Don’t be so pessimistic, people say. But if our situation doesn’t motivate pessimism, what could ever do so? I’m in London. During the fall I’ve read James Meek’s Private Island, a book-length reportage about the privatization of Britain’s public assets. It goes through sector after sector: postal services, railroads, housing, water, healthcare. It should be an upsetting book, but in fact it’s like reading a Monthy Python-show. The failures are so complete, the opportunism is so unbridled, the ideas are so idiotic that they cannot be taken seriously. Let’s rationalize postal distribution by dumping sacks of mail at the homes of unemployed and early retirees, so they can sort letters on their kitchen tables and beds in the morning, when they have nothing better to do anyway!
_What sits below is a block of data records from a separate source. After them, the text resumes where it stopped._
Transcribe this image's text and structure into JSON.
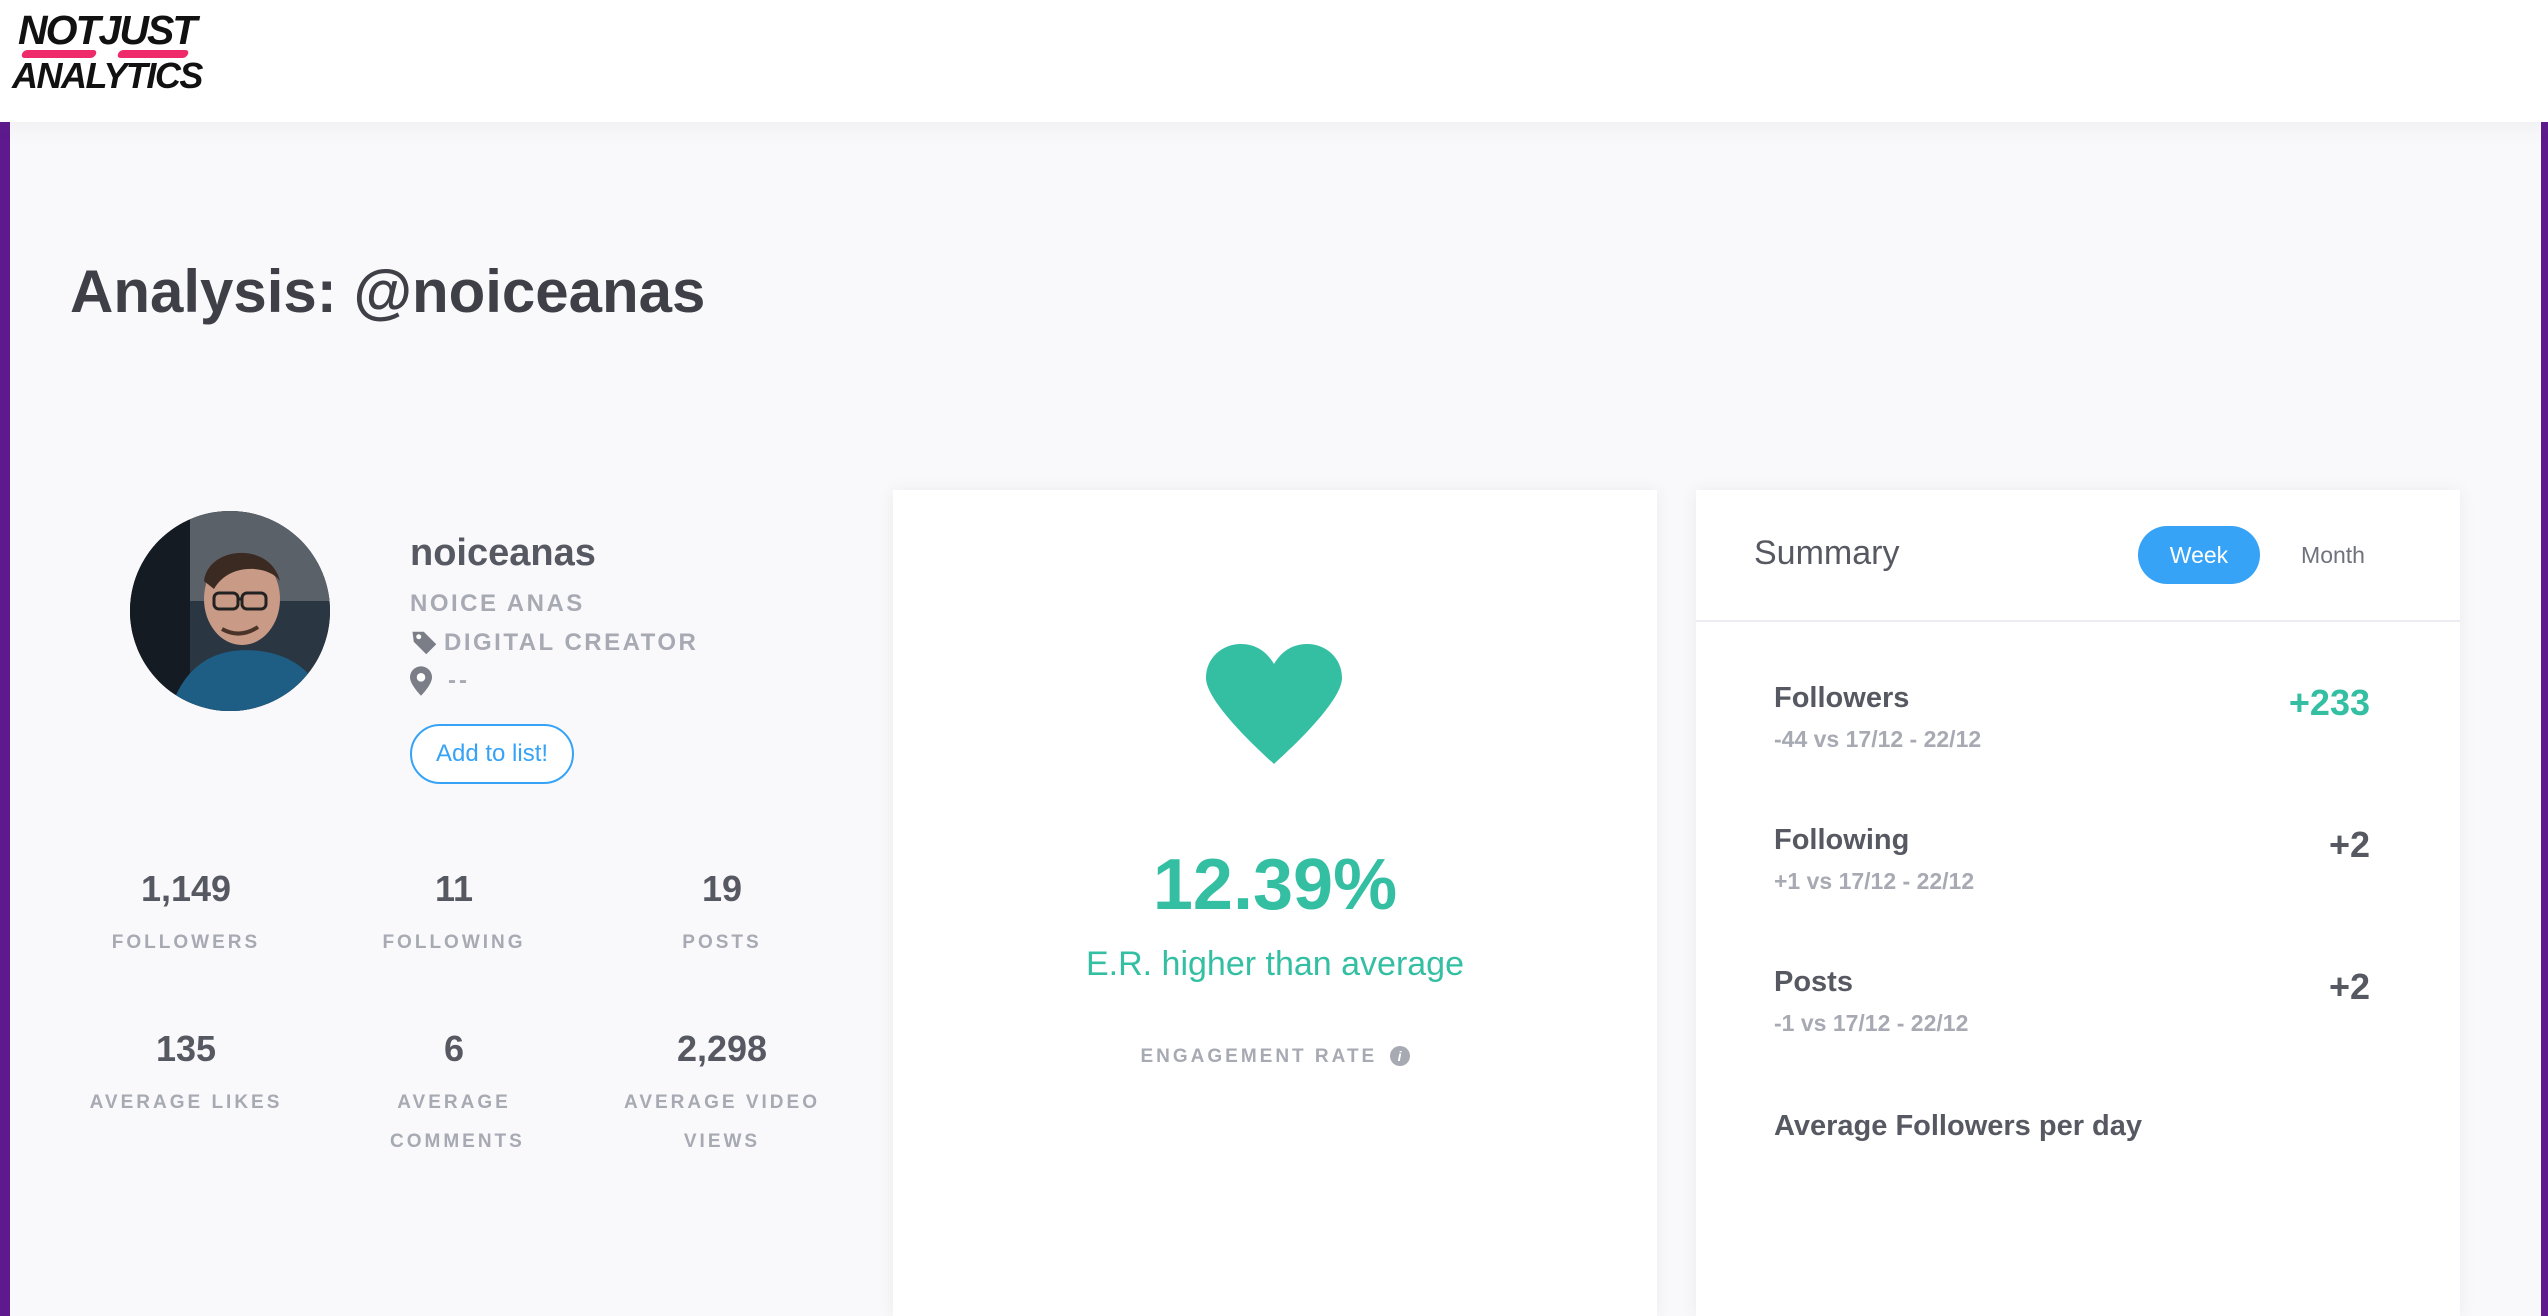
{
  "app": {
    "logo_line1": "NOTJUST",
    "logo_line2": "ANALYTICS"
  },
  "page": {
    "title": "Analysis: @noiceanas"
  },
  "profile": {
    "username": "noiceanas",
    "full_name": "NOICE ANAS",
    "category": "DIGITAL CREATOR",
    "location": "--",
    "add_to_list_label": "Add to list!",
    "stats": [
      {
        "value": "1,149",
        "label": "FOLLOWERS"
      },
      {
        "value": "11",
        "label": "FOLLOWING"
      },
      {
        "value": "19",
        "label": "POSTS"
      },
      {
        "value": "135",
        "label": "AVERAGE LIKES"
      },
      {
        "value": "6",
        "label": "AVERAGE COMMENTS"
      },
      {
        "value": "2,298",
        "label": "AVERAGE VIDEO VIEWS"
      }
    ]
  },
  "engagement": {
    "value": "12.39%",
    "description": "E.R. higher than average",
    "label": "ENGAGEMENT RATE",
    "icon": "heart-icon",
    "color": "#34bfa3"
  },
  "summary": {
    "title": "Summary",
    "tabs": [
      {
        "label": "Week",
        "active": true
      },
      {
        "label": "Month",
        "active": false
      }
    ],
    "rows": [
      {
        "label": "Followers",
        "sub": "-44 vs 17/12 - 22/12",
        "value": "+233"
      },
      {
        "label": "Following",
        "sub": "+1 vs 17/12 - 22/12",
        "value": "+2"
      },
      {
        "label": "Posts",
        "sub": "-1 vs 17/12 - 22/12",
        "value": "+2"
      }
    ],
    "avg_followers_label": "Average Followers per day"
  },
  "colors": {
    "accent": "#36a3f7",
    "positive": "#34bfa3",
    "sidebar": "#5e1a8c",
    "logo_stripe": "#ee2a6a"
  }
}
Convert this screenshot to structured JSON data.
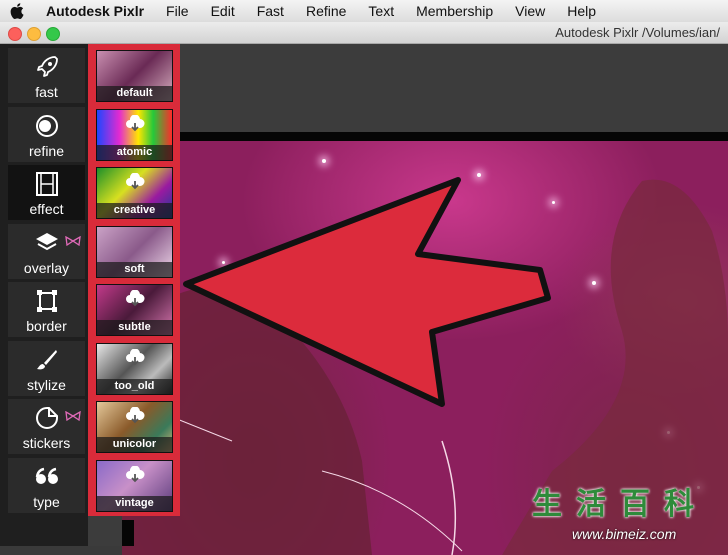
{
  "menubar": {
    "app_name": "Autodesk Pixlr",
    "menus": [
      "File",
      "Edit",
      "Fast",
      "Refine",
      "Text",
      "Membership",
      "View",
      "Help"
    ]
  },
  "window": {
    "title": "Autodesk Pixlr  /Volumes/ian/"
  },
  "sidebar": {
    "tools": [
      {
        "label": "fast",
        "icon": "rocket-icon"
      },
      {
        "label": "refine",
        "icon": "overlapping-circles-icon"
      },
      {
        "label": "effect",
        "icon": "film-strip-icon",
        "active": true
      },
      {
        "label": "overlay",
        "icon": "layers-icon",
        "badge": "bow-icon"
      },
      {
        "label": "border",
        "icon": "frame-icon"
      },
      {
        "label": "stylize",
        "icon": "brush-icon"
      },
      {
        "label": "stickers",
        "icon": "sticker-icon",
        "badge": "bow-icon"
      },
      {
        "label": "type",
        "icon": "quote-icon"
      }
    ]
  },
  "effects": {
    "items": [
      {
        "label": "default",
        "download": false
      },
      {
        "label": "atomic",
        "download": true
      },
      {
        "label": "creative",
        "download": true
      },
      {
        "label": "soft",
        "download": false
      },
      {
        "label": "subtle",
        "download": true
      },
      {
        "label": "too_old",
        "download": true
      },
      {
        "label": "unicolor",
        "download": true
      },
      {
        "label": "vintage",
        "download": true
      }
    ]
  },
  "watermark": {
    "chars": [
      "生",
      "活",
      "百",
      "科"
    ],
    "url": "www.bimeiz.com"
  },
  "colors": {
    "highlight": "#d92b3a",
    "arrow": "#dc2b3c",
    "sidebar_bg": "#1f1f1f"
  }
}
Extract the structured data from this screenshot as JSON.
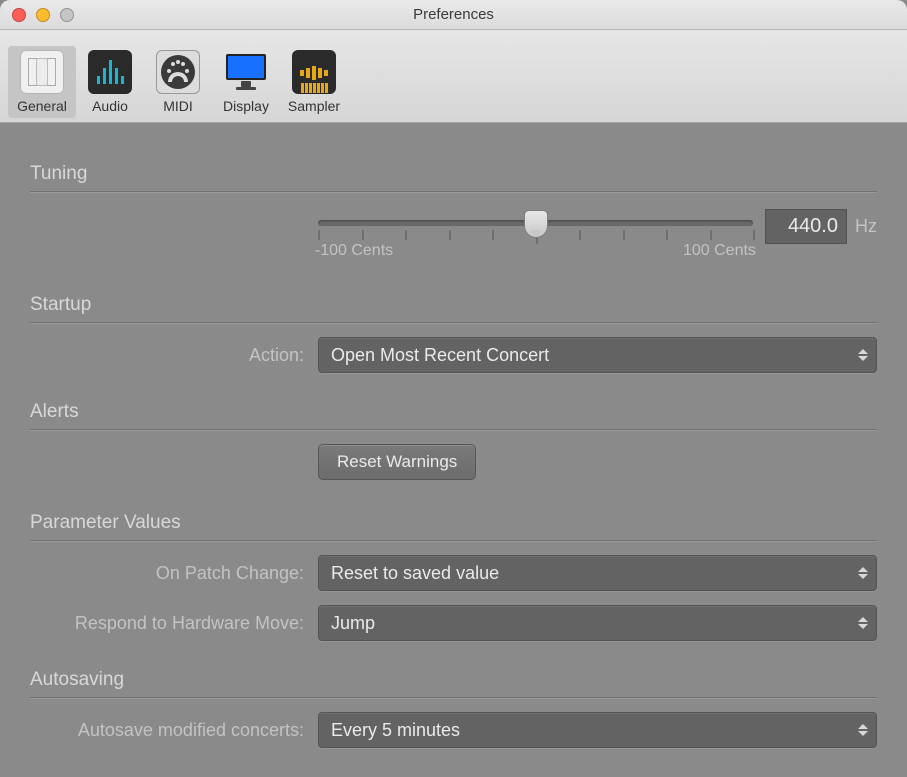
{
  "window": {
    "title": "Preferences"
  },
  "toolbar": {
    "tabs": [
      {
        "id": "general",
        "label": "General",
        "selected": true
      },
      {
        "id": "audio",
        "label": "Audio"
      },
      {
        "id": "midi",
        "label": "MIDI"
      },
      {
        "id": "display",
        "label": "Display"
      },
      {
        "id": "sampler",
        "label": "Sampler"
      }
    ]
  },
  "sections": {
    "tuning": {
      "title": "Tuning",
      "slider": {
        "min_label": "-100 Cents",
        "max_label": "100 Cents"
      },
      "value": "440.0",
      "unit": "Hz"
    },
    "startup": {
      "title": "Startup",
      "action_label": "Action:",
      "action_value": "Open Most Recent Concert"
    },
    "alerts": {
      "title": "Alerts",
      "button_label": "Reset Warnings"
    },
    "parameters": {
      "title": "Parameter Values",
      "on_patch_change_label": "On Patch Change:",
      "on_patch_change_value": "Reset to saved value",
      "respond_hw_label": "Respond to Hardware Move:",
      "respond_hw_value": "Jump"
    },
    "autosaving": {
      "title": "Autosaving",
      "label": "Autosave modified concerts:",
      "value": "Every 5 minutes"
    }
  }
}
How could anyone ever believe in this? In Sweden we still do. We’re going to take it even further! That scandal dominated this year’s election campaigns, up until former prime minister Fredrik Reinfeldt’s historical, double-dealing reversal on August 16, when he, with his calibrated «open your hearts»-speech opposed immigration to welfare, and gave the Sweden Democrats the initiative in the debate in order to strengthen his own coalition’s position against the left.
This text should have been my contribution to Kunstkritikk’s annual year-end roundup, but this is not a time for top-ten lists. Which were the books of the year? I’ve read Thomas Mann’s Buddenbrooks. I now understand that the worldview which is at the basis of the political governance of our countries is radically incompatible with the experience of reading one single modern novel. I’ve read Peter Weiss: the early novels and the film texts, the plays and the reports, The Aesthetics of Resistance and the notebooks. We have a responsibility towards the history and towards the future and we are not taking it.